Khan himself is a smart cookie. It's not just the kind of the movies he masterminds, which are in themselves sentimental exercises in affected goodness and melodramatic self-sacrifice at the altar of friendship, love or hockey. They are meant to milk the tear glands and bring out the saint in the average upwardly mobile Indian, who in actual life, in all probability, does not care a hoot about such emotions, so long as he finishes first.
Khan is smart outside the studio floor as well. He is by far the most savvy media strategist in Bollywood. For the kind of omnipotent success Khan aims at, he knows that it's not enough that he sell his products. He needs to dominate the mindspace of the audience. It's a bit like wanting to be, well, God. Khan's efforts have paid off. As he observed last week, "I am a national obsession."
Bollywood is a fantasy factory. Its products do not seek to explain the world around you. Even in this age of high jinks and disintegrating distractions, art is still generally associated the world over with the need for the human being to have his life explained to him. Bollywood has gaily abdicated that function. The result is a freedom of sorts. Khan is aware of it: "Intellect and logic," he says in an interview, "should be left at the doorstep of filmmaking". And no movie in recent times has done it with more chutzpah than Om Shanti Om, which is a catch bag of all formulaic Bollywood themes, romance, revenge, jaw-dropping item numbers, dowry death, rebirth and happy ending.
Much of the movie's magic flies out like butterflies from the great floral eyes of the debutant heroine Deepika Padukone, whose incandescent retro-looks are a challenge to the forced, sexed-up mask that, say, a Sushmita Sen wears to pitch herself into the audience's libidinous affections.

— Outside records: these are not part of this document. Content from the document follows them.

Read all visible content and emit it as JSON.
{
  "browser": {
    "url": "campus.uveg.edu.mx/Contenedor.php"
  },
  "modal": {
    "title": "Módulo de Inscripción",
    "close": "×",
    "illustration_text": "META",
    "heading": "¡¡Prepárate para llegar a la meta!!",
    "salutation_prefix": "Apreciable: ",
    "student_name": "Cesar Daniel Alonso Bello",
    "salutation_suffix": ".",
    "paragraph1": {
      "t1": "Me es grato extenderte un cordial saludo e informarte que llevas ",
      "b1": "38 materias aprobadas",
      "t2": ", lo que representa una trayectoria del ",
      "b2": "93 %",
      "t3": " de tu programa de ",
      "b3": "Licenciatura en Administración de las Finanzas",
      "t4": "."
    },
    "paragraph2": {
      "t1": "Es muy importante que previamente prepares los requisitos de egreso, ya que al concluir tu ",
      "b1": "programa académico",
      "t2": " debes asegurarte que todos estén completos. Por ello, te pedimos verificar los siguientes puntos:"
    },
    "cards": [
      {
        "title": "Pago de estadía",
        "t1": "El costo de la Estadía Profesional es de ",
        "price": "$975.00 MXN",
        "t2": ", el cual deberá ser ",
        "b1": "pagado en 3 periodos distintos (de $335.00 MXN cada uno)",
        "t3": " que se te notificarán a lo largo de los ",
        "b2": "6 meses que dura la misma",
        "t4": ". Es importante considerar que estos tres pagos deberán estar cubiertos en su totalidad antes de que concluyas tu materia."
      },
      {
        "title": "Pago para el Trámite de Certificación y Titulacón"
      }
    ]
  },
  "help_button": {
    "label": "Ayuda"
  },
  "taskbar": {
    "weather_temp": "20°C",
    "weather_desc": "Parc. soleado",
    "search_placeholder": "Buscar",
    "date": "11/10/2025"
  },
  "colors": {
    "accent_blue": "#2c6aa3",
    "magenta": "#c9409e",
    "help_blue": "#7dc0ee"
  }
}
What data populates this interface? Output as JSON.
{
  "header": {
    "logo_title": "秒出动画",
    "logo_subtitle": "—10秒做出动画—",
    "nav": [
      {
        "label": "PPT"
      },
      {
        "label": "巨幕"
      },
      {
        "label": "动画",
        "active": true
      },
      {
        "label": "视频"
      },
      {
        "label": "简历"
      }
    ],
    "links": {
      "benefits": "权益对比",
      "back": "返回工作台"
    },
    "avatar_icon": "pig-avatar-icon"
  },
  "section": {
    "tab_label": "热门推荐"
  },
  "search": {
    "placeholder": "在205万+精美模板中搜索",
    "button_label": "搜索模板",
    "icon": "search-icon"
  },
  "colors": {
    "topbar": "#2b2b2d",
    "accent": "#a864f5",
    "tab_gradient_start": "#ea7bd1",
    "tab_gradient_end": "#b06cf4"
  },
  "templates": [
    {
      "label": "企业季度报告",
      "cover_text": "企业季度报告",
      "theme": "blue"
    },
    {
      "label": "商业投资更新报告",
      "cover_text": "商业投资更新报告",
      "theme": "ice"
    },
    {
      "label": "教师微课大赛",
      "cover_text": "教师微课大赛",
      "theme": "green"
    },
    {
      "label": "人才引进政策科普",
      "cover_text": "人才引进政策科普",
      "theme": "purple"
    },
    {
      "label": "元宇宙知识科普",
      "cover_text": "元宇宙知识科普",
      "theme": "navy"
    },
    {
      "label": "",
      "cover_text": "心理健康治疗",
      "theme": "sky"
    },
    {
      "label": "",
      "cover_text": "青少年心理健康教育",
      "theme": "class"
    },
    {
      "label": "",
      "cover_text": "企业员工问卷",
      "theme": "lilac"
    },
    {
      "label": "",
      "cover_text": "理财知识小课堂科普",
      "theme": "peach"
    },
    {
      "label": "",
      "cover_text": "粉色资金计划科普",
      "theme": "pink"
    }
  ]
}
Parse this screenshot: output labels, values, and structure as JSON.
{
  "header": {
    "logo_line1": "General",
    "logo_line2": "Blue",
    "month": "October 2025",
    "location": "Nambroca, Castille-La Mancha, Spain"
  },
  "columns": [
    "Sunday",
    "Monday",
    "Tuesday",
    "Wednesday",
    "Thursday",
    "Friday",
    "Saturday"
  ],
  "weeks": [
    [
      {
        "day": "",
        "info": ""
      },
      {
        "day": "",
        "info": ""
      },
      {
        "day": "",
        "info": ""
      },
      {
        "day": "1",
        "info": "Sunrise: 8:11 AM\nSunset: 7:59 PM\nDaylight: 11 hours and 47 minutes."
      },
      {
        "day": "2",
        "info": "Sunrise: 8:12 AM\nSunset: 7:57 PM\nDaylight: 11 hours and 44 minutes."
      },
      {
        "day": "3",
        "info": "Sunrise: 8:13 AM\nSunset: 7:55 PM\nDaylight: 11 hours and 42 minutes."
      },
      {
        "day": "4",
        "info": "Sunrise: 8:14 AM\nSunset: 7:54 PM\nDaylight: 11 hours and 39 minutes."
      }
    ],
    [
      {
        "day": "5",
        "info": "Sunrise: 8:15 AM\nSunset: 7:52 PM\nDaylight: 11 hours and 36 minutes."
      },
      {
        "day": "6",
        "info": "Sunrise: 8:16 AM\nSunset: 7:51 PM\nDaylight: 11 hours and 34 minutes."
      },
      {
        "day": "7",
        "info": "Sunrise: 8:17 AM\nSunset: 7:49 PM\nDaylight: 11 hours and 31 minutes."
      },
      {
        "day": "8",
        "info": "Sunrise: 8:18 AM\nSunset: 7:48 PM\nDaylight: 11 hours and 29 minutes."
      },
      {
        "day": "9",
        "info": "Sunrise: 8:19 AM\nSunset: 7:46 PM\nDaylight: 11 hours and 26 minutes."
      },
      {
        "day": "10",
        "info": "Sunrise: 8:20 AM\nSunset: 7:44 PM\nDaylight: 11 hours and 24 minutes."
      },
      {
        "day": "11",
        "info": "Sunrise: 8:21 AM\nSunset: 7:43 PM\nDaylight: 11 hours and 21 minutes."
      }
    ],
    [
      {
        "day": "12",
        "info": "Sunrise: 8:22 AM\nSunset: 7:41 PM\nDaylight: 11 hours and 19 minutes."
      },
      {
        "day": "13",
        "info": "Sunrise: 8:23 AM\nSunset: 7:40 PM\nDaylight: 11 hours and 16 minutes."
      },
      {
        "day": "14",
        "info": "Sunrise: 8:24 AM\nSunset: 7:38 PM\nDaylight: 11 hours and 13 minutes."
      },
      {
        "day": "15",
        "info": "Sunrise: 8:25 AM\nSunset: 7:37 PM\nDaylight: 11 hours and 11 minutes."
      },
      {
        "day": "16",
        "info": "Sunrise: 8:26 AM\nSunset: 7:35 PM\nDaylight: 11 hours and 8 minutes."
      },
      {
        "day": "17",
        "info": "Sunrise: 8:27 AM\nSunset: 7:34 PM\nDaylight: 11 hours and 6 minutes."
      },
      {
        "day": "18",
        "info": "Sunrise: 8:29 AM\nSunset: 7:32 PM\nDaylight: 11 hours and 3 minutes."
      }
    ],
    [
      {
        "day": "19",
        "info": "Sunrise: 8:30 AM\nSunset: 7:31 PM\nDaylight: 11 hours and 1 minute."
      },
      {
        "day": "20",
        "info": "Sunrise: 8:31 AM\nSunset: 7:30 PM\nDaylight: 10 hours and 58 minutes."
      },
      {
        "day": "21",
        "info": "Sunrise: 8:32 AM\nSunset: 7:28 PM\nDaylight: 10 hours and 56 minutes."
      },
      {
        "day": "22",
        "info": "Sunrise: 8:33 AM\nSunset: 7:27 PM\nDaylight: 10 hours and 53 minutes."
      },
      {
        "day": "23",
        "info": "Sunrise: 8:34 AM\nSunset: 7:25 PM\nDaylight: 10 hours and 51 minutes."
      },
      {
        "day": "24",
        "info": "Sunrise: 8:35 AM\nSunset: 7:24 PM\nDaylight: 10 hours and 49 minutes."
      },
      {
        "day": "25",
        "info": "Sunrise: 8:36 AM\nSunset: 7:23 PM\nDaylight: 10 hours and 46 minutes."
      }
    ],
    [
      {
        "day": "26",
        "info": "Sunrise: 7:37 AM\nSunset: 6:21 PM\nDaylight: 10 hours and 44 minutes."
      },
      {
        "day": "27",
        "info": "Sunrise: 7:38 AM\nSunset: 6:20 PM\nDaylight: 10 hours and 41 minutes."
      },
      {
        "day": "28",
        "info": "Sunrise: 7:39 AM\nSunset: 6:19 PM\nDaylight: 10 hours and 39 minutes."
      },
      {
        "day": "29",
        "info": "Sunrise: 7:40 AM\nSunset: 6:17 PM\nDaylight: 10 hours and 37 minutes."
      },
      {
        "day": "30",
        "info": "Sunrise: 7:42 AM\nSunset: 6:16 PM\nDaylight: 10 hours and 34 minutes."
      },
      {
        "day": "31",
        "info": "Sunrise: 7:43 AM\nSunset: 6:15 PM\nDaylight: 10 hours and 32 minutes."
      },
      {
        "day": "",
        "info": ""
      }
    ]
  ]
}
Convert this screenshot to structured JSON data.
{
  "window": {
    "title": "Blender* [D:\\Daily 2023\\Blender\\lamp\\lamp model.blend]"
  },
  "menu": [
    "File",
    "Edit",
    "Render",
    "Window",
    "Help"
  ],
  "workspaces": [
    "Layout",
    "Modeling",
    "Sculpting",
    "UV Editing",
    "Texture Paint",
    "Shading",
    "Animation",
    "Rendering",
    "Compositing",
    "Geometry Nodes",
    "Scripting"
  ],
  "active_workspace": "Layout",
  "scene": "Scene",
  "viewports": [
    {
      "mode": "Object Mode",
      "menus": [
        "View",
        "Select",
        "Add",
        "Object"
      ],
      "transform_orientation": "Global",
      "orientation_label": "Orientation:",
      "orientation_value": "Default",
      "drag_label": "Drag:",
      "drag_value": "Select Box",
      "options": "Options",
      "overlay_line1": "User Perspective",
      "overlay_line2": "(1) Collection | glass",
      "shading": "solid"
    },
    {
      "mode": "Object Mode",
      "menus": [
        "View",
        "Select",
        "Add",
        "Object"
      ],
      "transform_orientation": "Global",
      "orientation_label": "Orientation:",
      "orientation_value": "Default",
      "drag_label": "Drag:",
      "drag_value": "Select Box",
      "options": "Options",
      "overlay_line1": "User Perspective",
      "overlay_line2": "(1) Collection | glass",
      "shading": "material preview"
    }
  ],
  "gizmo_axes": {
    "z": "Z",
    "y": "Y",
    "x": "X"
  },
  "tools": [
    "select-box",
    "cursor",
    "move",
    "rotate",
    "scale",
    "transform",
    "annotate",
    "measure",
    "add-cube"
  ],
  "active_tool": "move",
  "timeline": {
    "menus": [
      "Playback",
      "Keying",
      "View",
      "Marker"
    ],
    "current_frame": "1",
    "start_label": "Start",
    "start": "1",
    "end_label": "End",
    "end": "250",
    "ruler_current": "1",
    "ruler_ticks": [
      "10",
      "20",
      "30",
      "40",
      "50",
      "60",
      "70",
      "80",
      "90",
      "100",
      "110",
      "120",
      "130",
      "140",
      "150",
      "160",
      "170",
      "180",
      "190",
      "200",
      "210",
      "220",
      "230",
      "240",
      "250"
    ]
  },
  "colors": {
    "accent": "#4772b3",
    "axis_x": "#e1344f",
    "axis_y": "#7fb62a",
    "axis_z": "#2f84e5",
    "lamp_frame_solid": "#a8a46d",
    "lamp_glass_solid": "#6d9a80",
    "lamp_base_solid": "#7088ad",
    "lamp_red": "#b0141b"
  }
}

Yet in scale and conception, the film is all Khan. His overreaching ambition, though, is disproportionate to his severe limitations as an actor. In a rare moment of humility, he once said he had only "three to five emotions" in his repertoire—and these rely entirely on the muscles around his mouth. The eyes express nearly nothing. This is a man who loves to talk, talk, talk. And he is ready to back it with his abs. The incredible thing is that whether curling his lips or crunching his abs, Khan has pulled it off.And so we keep talking about him. And so does he.